Michelangelo
Listen to the Recess! Clip
Author | John Cech |
Air Date | 3/6/2002 |
Michelangelo Transcript
March is Youth Art Month, and today is the birthday of one of the most famous artists in the west, Michelangelo Buonarroti. who was born in the small Tuscan town of Caprese in 1475, the son of the town’s mayor.
His mother was frail, and since she already had another young son to look after, she sent Michelangelo to be nursed by the wife of a stonecutter, where he spent his infancy. There seems to have been no previous artistic talent or even any great interest is art in Michelangelo’s family, and he would later claim to have acquired his feeling for one of the media that made him famous — sculpture — from the stone dust that he drank in with his surrogate mother’s milk. Though his family reclaimed him when they moved to Florence, Michelangelo was returned to the stonecutters after his mother’s death when he was six years old. At this time he certainly began to learn the basics of sculpture before his father took him back to Florence again, where he intended him to be raised as a gentleman’s son should be. But the urge to become an artist was all-consuming for Michelangelo, and he drew pictures on any scrap of paper that came his way.

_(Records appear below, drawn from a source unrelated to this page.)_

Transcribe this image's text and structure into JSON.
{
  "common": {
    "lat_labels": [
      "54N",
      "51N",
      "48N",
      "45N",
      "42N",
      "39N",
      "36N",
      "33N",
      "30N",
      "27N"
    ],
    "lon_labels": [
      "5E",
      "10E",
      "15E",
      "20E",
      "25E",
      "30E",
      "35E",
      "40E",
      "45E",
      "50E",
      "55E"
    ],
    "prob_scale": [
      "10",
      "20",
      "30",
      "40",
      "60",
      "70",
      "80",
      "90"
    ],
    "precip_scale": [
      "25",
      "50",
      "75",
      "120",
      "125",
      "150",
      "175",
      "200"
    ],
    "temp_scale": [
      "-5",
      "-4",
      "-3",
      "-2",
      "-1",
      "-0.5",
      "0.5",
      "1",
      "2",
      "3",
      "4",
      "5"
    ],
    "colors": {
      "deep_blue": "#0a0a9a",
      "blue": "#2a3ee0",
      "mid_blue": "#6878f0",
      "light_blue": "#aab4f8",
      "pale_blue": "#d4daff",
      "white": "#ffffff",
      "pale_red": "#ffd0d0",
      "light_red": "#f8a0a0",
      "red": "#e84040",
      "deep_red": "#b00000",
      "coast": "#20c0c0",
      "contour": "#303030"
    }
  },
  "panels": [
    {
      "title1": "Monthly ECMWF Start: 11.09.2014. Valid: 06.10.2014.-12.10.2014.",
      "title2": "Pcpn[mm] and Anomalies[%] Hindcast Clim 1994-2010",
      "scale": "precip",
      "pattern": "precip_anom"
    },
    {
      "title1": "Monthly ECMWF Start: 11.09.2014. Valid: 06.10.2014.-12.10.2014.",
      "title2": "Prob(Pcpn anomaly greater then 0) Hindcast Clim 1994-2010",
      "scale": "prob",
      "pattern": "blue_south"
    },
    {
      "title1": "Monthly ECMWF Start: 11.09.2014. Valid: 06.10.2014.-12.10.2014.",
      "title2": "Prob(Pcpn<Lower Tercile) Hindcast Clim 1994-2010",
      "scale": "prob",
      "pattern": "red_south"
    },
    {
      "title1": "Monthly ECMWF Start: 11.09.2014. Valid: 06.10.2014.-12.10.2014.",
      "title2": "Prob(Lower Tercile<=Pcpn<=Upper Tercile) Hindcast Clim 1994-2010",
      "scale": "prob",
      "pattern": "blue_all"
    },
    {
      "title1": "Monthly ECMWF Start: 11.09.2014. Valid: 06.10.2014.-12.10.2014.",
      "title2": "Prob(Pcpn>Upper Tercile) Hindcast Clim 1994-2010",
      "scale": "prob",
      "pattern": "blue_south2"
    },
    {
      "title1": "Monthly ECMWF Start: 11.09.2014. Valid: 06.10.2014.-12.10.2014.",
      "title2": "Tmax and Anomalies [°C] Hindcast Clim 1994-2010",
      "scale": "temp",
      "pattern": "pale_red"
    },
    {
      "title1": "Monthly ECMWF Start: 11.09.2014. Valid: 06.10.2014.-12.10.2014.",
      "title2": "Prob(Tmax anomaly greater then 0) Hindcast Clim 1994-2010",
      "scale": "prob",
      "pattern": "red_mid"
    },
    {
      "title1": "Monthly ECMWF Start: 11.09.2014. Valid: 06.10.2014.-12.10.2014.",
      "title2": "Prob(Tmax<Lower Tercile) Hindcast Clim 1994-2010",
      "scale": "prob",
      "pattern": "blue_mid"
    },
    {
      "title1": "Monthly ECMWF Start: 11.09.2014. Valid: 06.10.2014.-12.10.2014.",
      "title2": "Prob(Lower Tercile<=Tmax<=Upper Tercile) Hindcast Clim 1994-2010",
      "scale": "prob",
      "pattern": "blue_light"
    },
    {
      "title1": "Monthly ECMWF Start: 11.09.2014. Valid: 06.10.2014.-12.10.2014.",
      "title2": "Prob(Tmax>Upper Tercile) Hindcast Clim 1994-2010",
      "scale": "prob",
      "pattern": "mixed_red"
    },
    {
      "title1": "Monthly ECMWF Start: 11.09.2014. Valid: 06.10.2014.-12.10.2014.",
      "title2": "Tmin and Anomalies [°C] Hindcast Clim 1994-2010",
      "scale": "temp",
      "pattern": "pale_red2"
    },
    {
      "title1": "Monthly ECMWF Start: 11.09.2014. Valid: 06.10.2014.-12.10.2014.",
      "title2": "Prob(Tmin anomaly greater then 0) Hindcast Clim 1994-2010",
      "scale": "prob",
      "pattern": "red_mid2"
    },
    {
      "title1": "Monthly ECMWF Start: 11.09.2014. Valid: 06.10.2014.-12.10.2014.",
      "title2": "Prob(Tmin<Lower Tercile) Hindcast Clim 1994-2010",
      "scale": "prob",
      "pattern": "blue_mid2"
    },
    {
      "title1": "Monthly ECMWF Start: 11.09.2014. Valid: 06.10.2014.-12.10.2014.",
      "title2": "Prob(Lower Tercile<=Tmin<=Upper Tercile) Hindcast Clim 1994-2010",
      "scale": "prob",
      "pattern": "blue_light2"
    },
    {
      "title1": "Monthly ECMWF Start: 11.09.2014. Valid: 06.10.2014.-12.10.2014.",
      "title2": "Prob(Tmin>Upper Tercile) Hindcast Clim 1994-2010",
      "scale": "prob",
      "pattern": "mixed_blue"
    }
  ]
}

His father frowned on the idea, but by the time he was ten and ready for school, Michelangelo was already spending more time drawing outside the classroom than he was learning Latin within. Punishment didn’t work, and so his father finally gave up, and let Michelangelo join one of the artists workshops that were making Florence one of the world’s leading artistic centers. Michelangelo stood out among the apprentices, and he was none too modest about his own talents or uncritical of those of others — which led him to get his nose flattened in a fight with another, even more opinionated and more pugnacious boy. By the time he was fifteen, though, he had so impressed his teacher, Ghirlandaio, that when the master was asked to recommend two of his best students to the great patron of the arts, Lorenzo di Medici, to join the sculpture school that Lorenzo was founding, Michelangelo was one of those Girlandaio chose to endorse. And soon after, Michelangelo’s abilities caught Lorenzo’s attention and he was taken into the Medici household where he was raised along with Lorenzo’s own sons — two of whom would later become Popes. But before Michelangelo had left his teens, his patron, Lorenzo was dead and the Medicis were out of power in Florence, and the young artist was suddenly on his own — and ready to create his first masterpiece.